Brewer, whose Instagram is now private, is hardly a worst-case offender or an outlier. Most of us have seen the memes based on photos of unsuspecting people taken on the subway, for example, or profiles that have been lifted from online dating web sites. Technology evolves faster than we can establish acceptable social norms to manage it. The government and private sector, by contrast, do a fine job keeping up with ways to exploit and monetize the things we share.

My friend and online privacy expert Andy Kahl noted that while there are arguably legitimate commercial uses for the data collected on us, "average folks don't have access to the black box in which companies (and governments) use that data to make decisions we can't influence at all."
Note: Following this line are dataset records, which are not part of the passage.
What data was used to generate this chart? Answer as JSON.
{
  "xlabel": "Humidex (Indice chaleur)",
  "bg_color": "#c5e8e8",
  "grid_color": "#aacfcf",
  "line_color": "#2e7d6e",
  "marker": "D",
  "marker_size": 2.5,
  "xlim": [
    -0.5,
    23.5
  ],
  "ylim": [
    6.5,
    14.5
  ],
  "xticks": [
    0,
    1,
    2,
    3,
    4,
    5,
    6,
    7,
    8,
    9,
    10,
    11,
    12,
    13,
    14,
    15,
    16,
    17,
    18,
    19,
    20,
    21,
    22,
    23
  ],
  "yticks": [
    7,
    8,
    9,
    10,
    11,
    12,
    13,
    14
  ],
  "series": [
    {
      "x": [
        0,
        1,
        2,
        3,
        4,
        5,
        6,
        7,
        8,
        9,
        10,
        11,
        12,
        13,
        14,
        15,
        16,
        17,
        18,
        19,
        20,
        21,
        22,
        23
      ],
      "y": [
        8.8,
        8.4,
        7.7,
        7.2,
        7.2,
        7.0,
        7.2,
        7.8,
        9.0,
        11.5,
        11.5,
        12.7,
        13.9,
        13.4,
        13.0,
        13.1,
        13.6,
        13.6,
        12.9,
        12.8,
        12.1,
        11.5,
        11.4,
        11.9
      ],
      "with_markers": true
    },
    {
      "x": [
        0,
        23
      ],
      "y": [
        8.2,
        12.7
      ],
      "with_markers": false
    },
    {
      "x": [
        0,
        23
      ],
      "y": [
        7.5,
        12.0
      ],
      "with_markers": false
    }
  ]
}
For example, Andy says, someone might have a shopping history that includes a lot of Doc Marten boots: "That person might say, 'That's no big deal: Why would I care who knows I like those shoes?' But it's only no big deal until an algorithm somewhere decides that's an indicator of Neo-Nazism."

Thinking about what you share on social media doesn't give you control over all of the data being gathered on you, but not knowing how this information gets used should give you extreme pause when sharing anything at all about other people.

As highly incentivized parties get better at mining our information, we are the biggest threats to our own and to each other's privacy, which are ultimately synonymous. We would all benefit by sharing with caution, not entitlement. Here are just a few ways to behave responsibly on social media:

1) Get enthusiastic consent before posting identifying photos of people.

This would exclude images taken in an earnest newsgathering capacity--Amy Schumer jogging doesn't count--or documenting some criminal activity or abuse. It should go without saying that you always ask parents before posting photos of minors.

2) Don't share photos or videos that you know were obtained without the subject's permission.

You might even consider reporting those that were.

3) Get enthusiastic consent before tagging someone's name or location.

On Facebook, even if the photo doesn't show up on the person's timeline, facial recognition software is still hard at work. Plus, your friend might not want everyone to know when she isn't at home and where she's been.

Also, remember that on social media, your privacy settings are only as strong as those for the pages on which you post.